Untuk gaya punggung, wajah perenang menghadap ke atas sehingga lebih mudah untuk melakukan pernapasan dan melakukan gerakan renang dengan mata terbuka. Hal ini pulalah yang sebenarnya menyulitkan perenang dalam menentukan arah gerak karena mata tidak menghadap ke depan.

Untuk mengatasi kesulitan arah tersebut, maka perenang dapat memperkirakan panjang kolam renang dengan menghitung jumlah gerakan yang sudah dilakukan. Ini bermanfaat apabila dilakukan dalam kompetisi.

Renang gaya punggung membutuhkan gerakan kaki yang lebih aktif, membuat pergelangan kaki pada gaya ini diusahakan untuk terus lemas.

 

6. Gaya Renang Anjing

Sama halnya seperti renang gaya katak ataupun gaya kupu-kupu yang mengadaptasi gerakan dari masing-masing hewan tersebut, maka renang gaya anjing juga mengadaptasi dari gerakan anjing ketika berenang di dalam air.

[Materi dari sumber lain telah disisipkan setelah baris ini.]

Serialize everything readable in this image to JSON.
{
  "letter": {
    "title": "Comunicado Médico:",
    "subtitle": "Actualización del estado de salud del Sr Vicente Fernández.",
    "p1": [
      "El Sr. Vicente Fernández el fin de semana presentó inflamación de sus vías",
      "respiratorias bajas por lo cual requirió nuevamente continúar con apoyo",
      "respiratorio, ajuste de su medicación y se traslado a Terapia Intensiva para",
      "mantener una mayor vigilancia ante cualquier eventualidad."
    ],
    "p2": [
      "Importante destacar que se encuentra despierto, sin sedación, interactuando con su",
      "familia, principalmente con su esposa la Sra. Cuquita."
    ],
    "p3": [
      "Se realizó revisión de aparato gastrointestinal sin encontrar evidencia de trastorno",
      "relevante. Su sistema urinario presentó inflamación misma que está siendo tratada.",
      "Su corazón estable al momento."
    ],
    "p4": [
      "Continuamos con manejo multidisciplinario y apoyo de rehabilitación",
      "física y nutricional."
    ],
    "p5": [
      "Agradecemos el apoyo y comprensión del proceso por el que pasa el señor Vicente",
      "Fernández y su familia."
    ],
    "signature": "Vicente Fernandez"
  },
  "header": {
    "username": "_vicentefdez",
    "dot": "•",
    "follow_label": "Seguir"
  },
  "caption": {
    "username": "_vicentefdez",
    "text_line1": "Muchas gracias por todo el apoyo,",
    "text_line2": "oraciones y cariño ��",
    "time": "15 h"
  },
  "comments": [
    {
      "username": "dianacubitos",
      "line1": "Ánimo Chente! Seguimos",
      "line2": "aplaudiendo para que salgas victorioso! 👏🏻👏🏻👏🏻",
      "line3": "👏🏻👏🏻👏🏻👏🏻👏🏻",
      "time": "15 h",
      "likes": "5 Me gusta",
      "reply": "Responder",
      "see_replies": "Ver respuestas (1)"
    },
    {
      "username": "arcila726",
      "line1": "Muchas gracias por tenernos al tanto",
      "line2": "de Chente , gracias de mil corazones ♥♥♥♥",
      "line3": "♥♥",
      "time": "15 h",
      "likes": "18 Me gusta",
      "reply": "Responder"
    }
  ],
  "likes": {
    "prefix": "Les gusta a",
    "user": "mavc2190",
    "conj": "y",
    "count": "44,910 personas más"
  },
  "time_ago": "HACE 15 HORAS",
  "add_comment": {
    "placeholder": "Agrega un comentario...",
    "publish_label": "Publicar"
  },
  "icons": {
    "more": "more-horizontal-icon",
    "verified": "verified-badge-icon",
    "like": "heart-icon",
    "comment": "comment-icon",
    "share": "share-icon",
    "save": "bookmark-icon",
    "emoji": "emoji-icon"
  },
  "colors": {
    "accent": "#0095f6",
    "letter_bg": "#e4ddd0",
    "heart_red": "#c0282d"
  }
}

Para gaya ini, maka posisi kepala perenang berada di atas permukaan air. Di sisi lain, posisi badan adalah sedikit membungkuk untuk melakukan gerakan seperti merangkak.

Kemudian gerakan kaki dan tangan mengayuh persisi seperti gerakan anjing di dalam air.

 

7. Gaya Renang Lumba-lumba / Dolphin

Gaya Renang Lumba lumba
Ilustrasi Gaya Renang Lumba lumba

Renang gaya lumba-lumba atau dolphin merupakan sebutan lain untuk renang gaya kupu-kupu. Hal ini dikarenakan ketika tangan bergerak ke arah bawah, saat itu pula secara bersamaan kedua kaki digerakkan dengan cara menendang ke atas dan bawah.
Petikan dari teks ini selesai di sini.